With the numbers of mafia-related murders on the rise, Italy’s interior minister has called for the army to be sent in.
Clans within the Camorra crime syndicate are involved in an upsurge of violence as they fight over drug dealing territory.
The result has been 10 murders in Naples since the year began, with three victims having been gunned down on the streets in just over 24 hours.
Naples and the surrounding region of Campania is the base for the Camorra which is said to be growing in strength. Each year it brings in tens of millions of euros from drug trafficking, extortion, prostitution and the illegal dumping or burning of toxic waste.

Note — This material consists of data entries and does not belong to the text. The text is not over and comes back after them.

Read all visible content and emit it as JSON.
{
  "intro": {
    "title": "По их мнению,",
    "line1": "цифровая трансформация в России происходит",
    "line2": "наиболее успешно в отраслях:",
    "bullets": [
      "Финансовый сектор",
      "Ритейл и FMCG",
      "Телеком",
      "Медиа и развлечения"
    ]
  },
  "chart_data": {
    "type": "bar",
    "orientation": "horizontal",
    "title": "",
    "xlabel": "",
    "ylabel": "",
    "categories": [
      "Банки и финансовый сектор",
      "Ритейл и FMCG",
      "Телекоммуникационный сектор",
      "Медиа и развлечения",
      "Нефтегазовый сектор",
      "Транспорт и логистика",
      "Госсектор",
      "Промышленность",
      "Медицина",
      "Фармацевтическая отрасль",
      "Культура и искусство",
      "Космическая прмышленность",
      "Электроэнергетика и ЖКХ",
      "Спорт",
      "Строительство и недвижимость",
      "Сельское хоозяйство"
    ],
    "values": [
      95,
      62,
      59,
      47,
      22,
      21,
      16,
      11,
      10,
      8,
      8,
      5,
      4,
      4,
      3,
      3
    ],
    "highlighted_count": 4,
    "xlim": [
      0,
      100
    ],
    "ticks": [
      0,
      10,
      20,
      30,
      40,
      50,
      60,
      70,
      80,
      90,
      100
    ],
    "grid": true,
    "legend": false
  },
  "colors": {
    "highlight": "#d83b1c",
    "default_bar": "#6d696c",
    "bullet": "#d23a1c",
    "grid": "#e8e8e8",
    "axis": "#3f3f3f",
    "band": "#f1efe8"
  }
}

“Right now in Naples we need the army,” said Angelino Alfano, the interior minister and deputy prime minister. “We need to silence the guns.”
He said that in Naples the number of murders is rising while elsewhere in the country crimes are decreasing.
Sending troops to Naples would free up the police, allowing more officers to concentrate on fighting the mafia, he added.
His call drew the support of the city’s mayor and its archbishop.
Although dozens of Camorra bosses are already in jail, they are often replaced by younger, and sometimes more violent, members.
The new generation is “attempting, with total unscrupulousness, to occupy the territory through violence,” said Luigi Riello, the chief prosecutor of Naples.
The Camorra is said to be second in wealth and aggression only to the ’Ndrangheta mafia in Calabria.
The demand for drugs is fuelling the violence and bloodshed and has led to the increasing power of the Camorra, despite being composed of some 100 semi-autonomous clans which continuously battle each other.